German woman and son clear litter in Rishikesh // Brit 'Garbage Girl' faces an uphill task

RISHIKESH: In the midst of a sea of survivors at the Rishikesh bus terminal, a nine-year-old rushed about with a carton in one hand swiftly picking empty cans, bottles and paper bags. His mother followed him. She too went about quietly collecting the waste lying around. Contributing to the relief exercise the mother and son from Germany are in no rush to catch the first flight to the comfort of their home and have instead stationed themselves here doing whatever is required. But their concern for the environment at the camp strewn with plastic bottles, paper plates, empty cartons brings to the fore the reality that the nation, despite the disaster in the hill state, is yet to learn to respect nature.


So far 35,000 survivors have registered with the administration, SDM Riskhikesh Ramji Saran Sharma told TOI on Wednesday. Rishikesh is the main transit point that evacuees have been brought to the last three days to catch buses, trains and flights from Dehradun. A sense of charity permeates the relief camps around these exit points with much relief work going on. But the environment is getting filthier every passing day. Dustbins are brimming, people are throwing plastic bottles in storm-water drains and the sites are marked by half-eaten eatables while paper plates are littered all over.
It was this scene that 9-year-old Ramo reacted to on Wednesday when he told his mother he wanted to pick up the waste.

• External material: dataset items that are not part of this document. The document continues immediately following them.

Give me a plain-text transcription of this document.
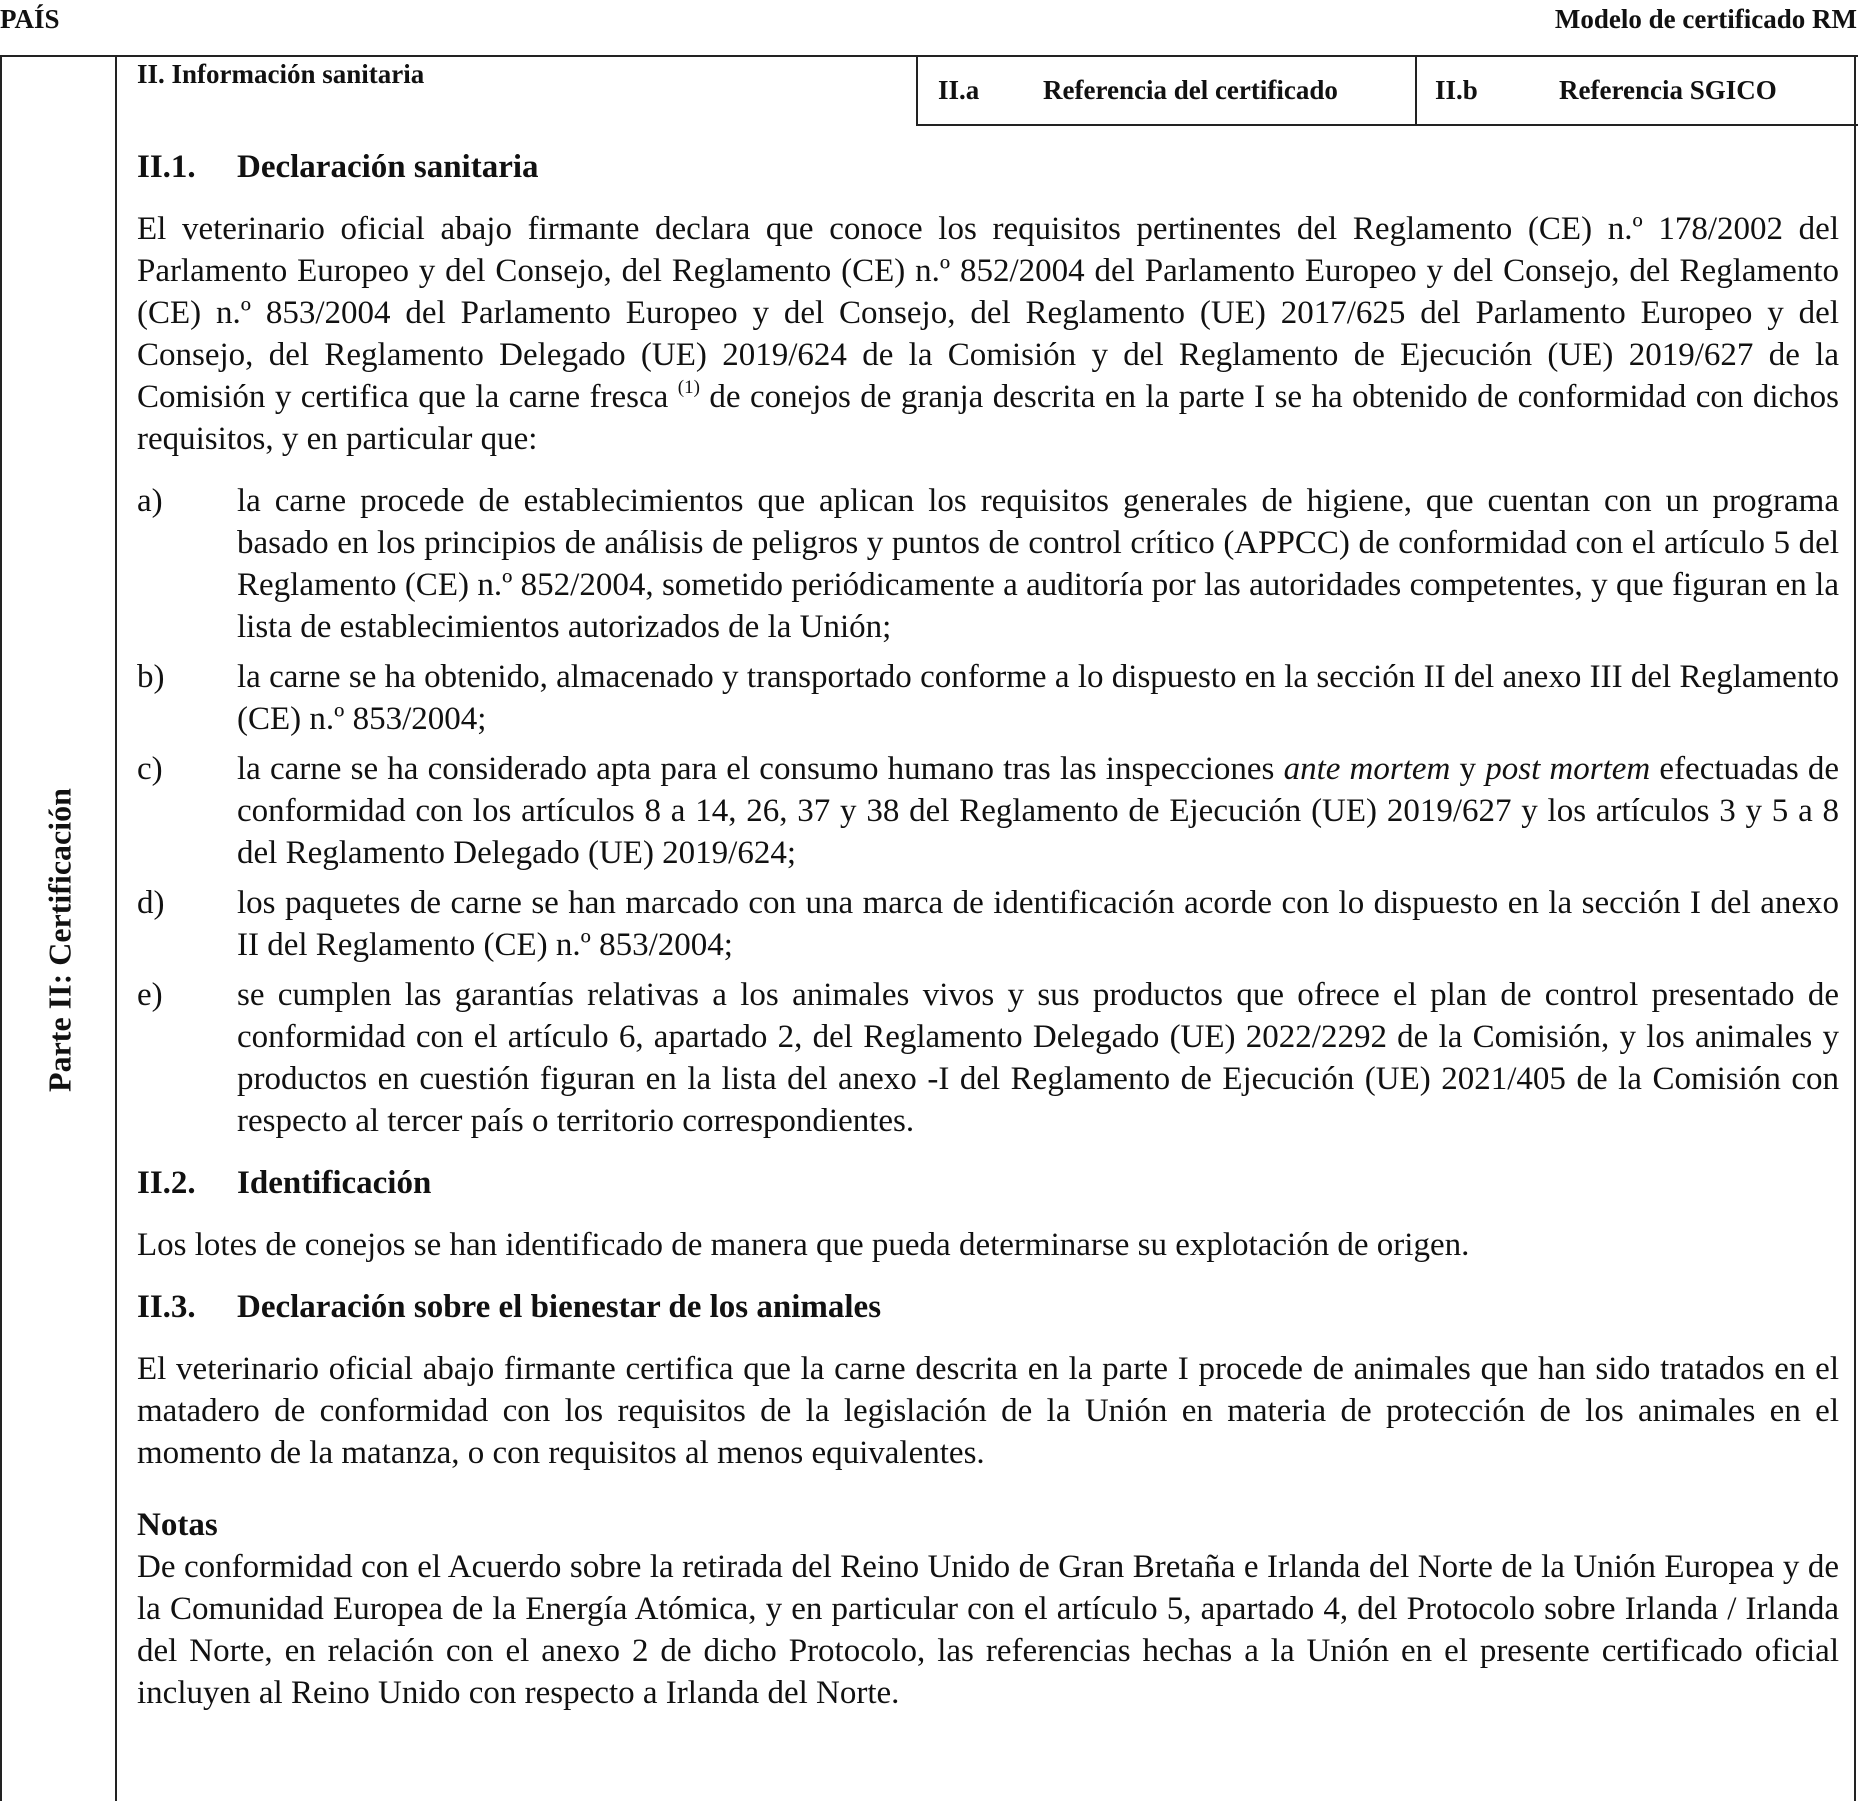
PAÍS	Modelo de certificado RM
Parte II: Certificación
II. Información sanitaria
II.a Referencia del certificado	II.b	Referencia SGICO
II.1.	Declaración sanitaria

El veterinario oficial abajo firmante declara que conoce los requisitos pertinentes del Reglamento (CE) n.º 178/2002 del Parlamento Europeo y del Consejo, del Reglamento (CE) n.º 852/2004 del Parlamento Europeo y del Consejo, del Reglamento (CE) n.º 853/2004 del Parlamento Europeo y del Consejo, del Reglamento (UE) 2017/625 del Parlamento Europeo y del Consejo, del Reglamento Delegado (UE) 2019/624 de la Comisión y del Reglamento de Ejecución (UE) 2019/627 de la Comisión y certifica que la carne fresca $^{(1)}$ de conejos de granja descrita en la parte I se ha obtenido de conformidad con dichos requisitos, y en particular que:

a)	la carne procede de establecimientos que aplican los requisitos generales de higiene, que cuentan con un programa basado en los principios de análisis de peligros y puntos de control crítico (APPCC) de conformidad con el artículo 5 del Reglamento (CE) n.º 852/2004, sometido periódicamente a auditoría por las autoridades competentes, y que figuran en la lista de establecimientos autorizados de la Unión;
b)	la carne se ha obtenido, almacenado y transportado conforme a lo dispuesto en la sección II del anexo III del Reglamento (CE) n.º 853/2004;
c)	la carne se ha considerado apta para el consumo humano tras las inspecciones ante mortem y post mortem efectuadas de conformidad con los artículos 8 a 14, 26, 37 y 38 del Reglamento de Ejecución (UE) 2019/627 y los artículos 3 y 5 a 8 del Reglamento Delegado (UE) 2019/624;
d)	los paquetes de carne se han marcado con una marca de identificación acorde con lo dispuesto en la sección I del anexo II del Reglamento (CE) n.º 853/2004;
e)	se cumplen las garantías relativas a los animales vivos y sus productos que ofrece el plan de control presentado de conformidad con el artículo 6, apartado 2, del Reglamento Delegado (UE) 2022/2292 de la Comisión, y los animales y productos en cuestión figuran en la lista del anexo -I del Reglamento de Ejecución (UE) 2021/405 de la Comisión con respecto al tercer país o territorio correspondientes.
II.2.	Identificación

Los lotes de conejos se han identificado de manera que pueda determinarse su explotación de origen.

II.3.	Declaración sobre el bienestar de los animales

El veterinario oficial abajo firmante certifica que la carne descrita en la parte I procede de animales que han sido tratados en el matadero de conformidad con los requisitos de la legislación de la Unión en materia de protección de los animales en el momento de la matanza, o con requisitos al menos equivalentes.

Notas

De conformidad con el Acuerdo sobre la retirada del Reino Unido de Gran Bretaña e Irlanda del Norte de la Unión Europea y de la Comunidad Europea de la Energía Atómica, y en particular con el artículo 5, apartado 4, del Protocolo sobre Irlanda / Irlanda del Norte, en relación con el anexo 2 de dicho Protocolo, las referencias hechas a la Unión en el presente certificado oficial incluyen al Reino Unido con respecto a Irlanda del Norte.
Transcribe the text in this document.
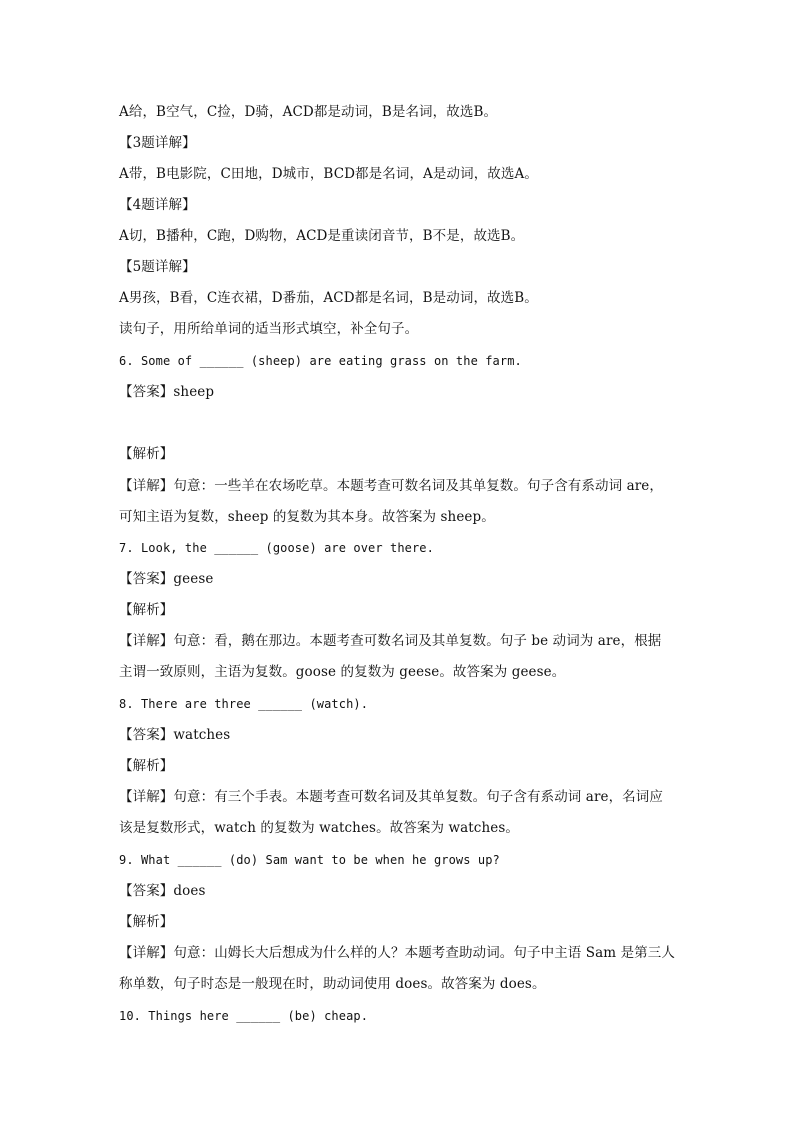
A给，B空气，C捡，D骑，ACD都是动词，B是名词，故选B。
【3题详解】
A带，B电影院，C田地，D城市，BCD都是名词，A是动词，故选A。
【4题详解】
A切，B播种，C跑，D购物，ACD是重读闭音节，B不是，故选B。
【5题详解】
A男孩，B看，C连衣裙，D番茄，ACD都是名词，B是动词，故选B。
读句子，用所给单词的适当形式填空，补全句子。
6. Some of ______ (sheep) are eating grass on the farm.
【答案】sheep
【解析】
【详解】句意：一些羊在农场吃草。本题考查可数名词及其单复数。句子含有系动词 are，
可知主语为复数，sheep 的复数为其本身。故答案为 sheep。
7. Look, the ______ (goose) are over there.
【答案】geese
【解析】
【详解】句意：看，鹅在那边。本题考查可数名词及其单复数。句子 be 动词为 are，根据
主谓一致原则，主语为复数。goose 的复数为 geese。故答案为 geese。
8. There are three ______ (watch).
【答案】watches
【解析】
【详解】句意：有三个手表。本题考查可数名词及其单复数。句子含有系动词 are，名词应
该是复数形式，watch 的复数为 watches。故答案为 watches。
9. What ______ (do) Sam want to be when he grows up?
【答案】does
【解析】
【详解】句意：山姆长大后想成为什么样的人？本题考查助动词。句子中主语 Sam 是第三人
称单数，句子时态是一般现在时，助动词使用 does。故答案为 does。
10. Things here ______ (be) cheap.
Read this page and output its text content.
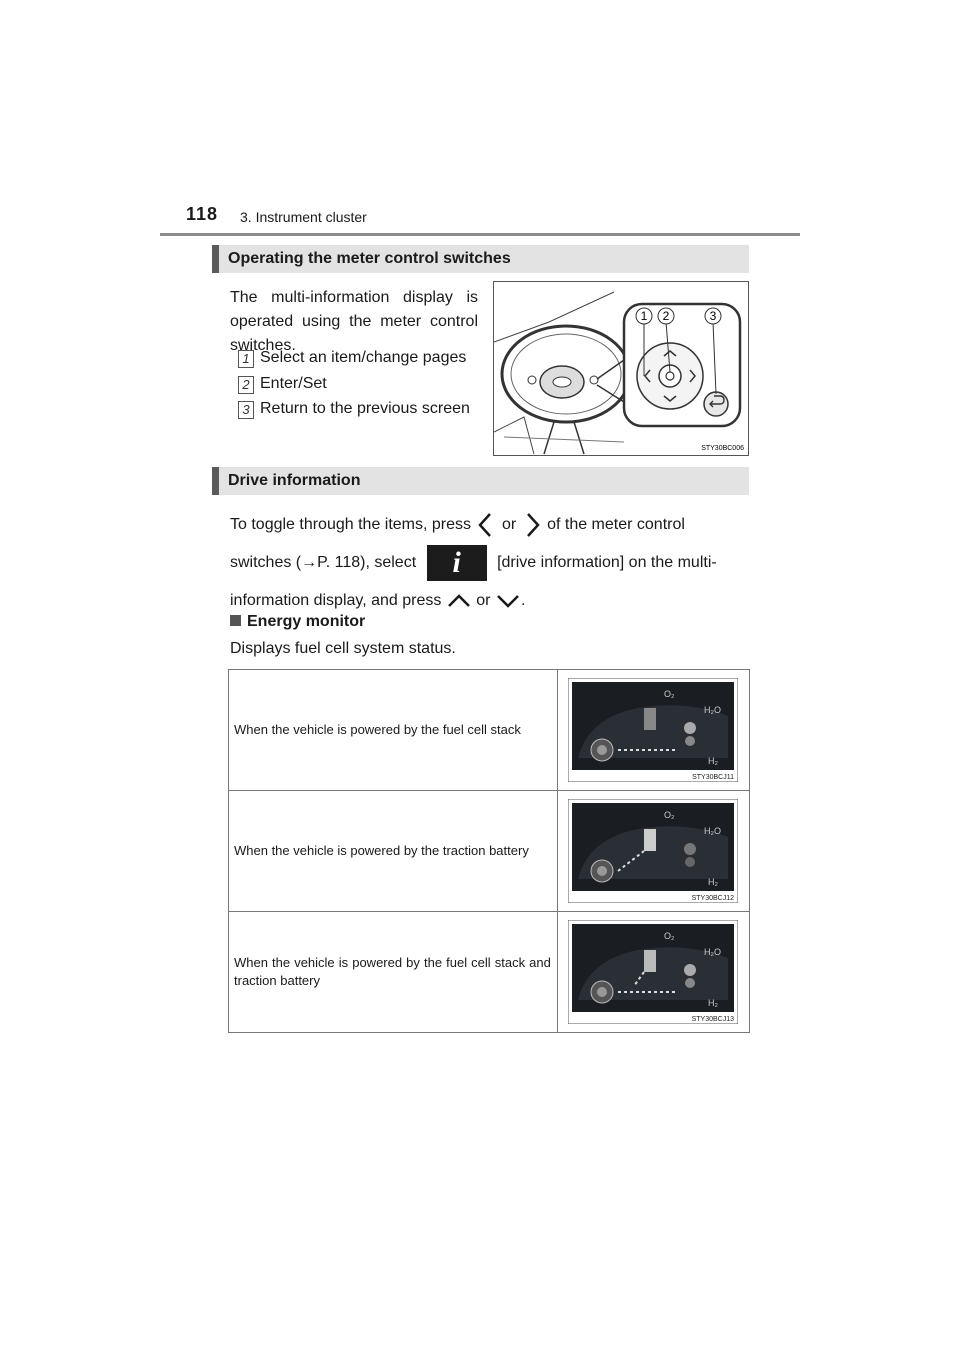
118 3. Instrument cluster
Operating the meter control switches
The multi-information display is operated using the meter control switches.
1 Select an item/change pages
2 Enter/Set
3 Return to the previous screen
1 2	3
STY30BC006
Drive information
To toggle through the items, press or of the meter control switches (→P. 118), select i [drive information] on the multi-information display, and press or .
Energy monitor
Displays fuel cell system status.
When the vehicle is powered by the fuel cell stack	O₂
H₂O
H₂
STY30BCJ11

When the vehicle is powered by the traction battery	O₂
H₂O
H₂
STY30BCJ12

When the vehicle is powered by the fuel cell stack and traction battery	O₂
H₂O
H₂
STY30BCJ13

NGO workers trying to get people to join the garbage removal exercise along with the sanitation staff were only too happy to provide Ramo and his mother with gloves to pitch in. As the mother picked up glasses, Ramo dived under chairs and tables pulling out what he could find. He had no time to talk and only stopped once to ask the NGO worker if the gloves were safe. His mother said her name was Kamala and they'd had been living in different parts of India over the last few years.
The mother and son were in the upper reaches near Gangotri till a few days ago when they came down to Rishikesh. She said that Ramo studies in Rishikesh but will now be going to Europe to be with his grandmother for a while.

DEHRADUN: A white girl picks up plastic cups, paper plates and waste at the busy Sahastradhara helipad where survivors of the Himalayan tsunami are being flown in.
With her are some young men who also clean garbage left behind by the crowd that has thronged the helipad for a glimpse of the helicopters. The vicinity of the helipad is spotlessly clean. Meet Jodi Underhill, a 37-year-old Briton who runs the voluntary organization, WasteWarriors. She came to India in 2008 as a tourist and seeing the filth in the hill stations decided to do her bit to clean them up. Apart from helping to clean keep the helipad relief camp clean, which has witnessed a huge influx of relatives of stranded pilgrims, policemen and media contingents, Underhill has started a Facebook page to coordinate relief work and help volunteers. Underhill has a word of caution for those planning to do voluntary work in the devastated region. "You need to train yourself to work in the mountains," she said. Proper equipment is a must. Underhill is angry at the state of the Himalayan region and calls the flash floods a wake-up call. "This is the land of Shiva. It's a warning to people not to destroy the Himalayas."
She said authorities must rethink strategy and take a fresh look at the indiscriminate construction of dams, use of dynamites to blow up parts of mountains. There was a need to regulate tourists in the fragile regions. "You are doing a great job," policemen and officials at the helipad tell her.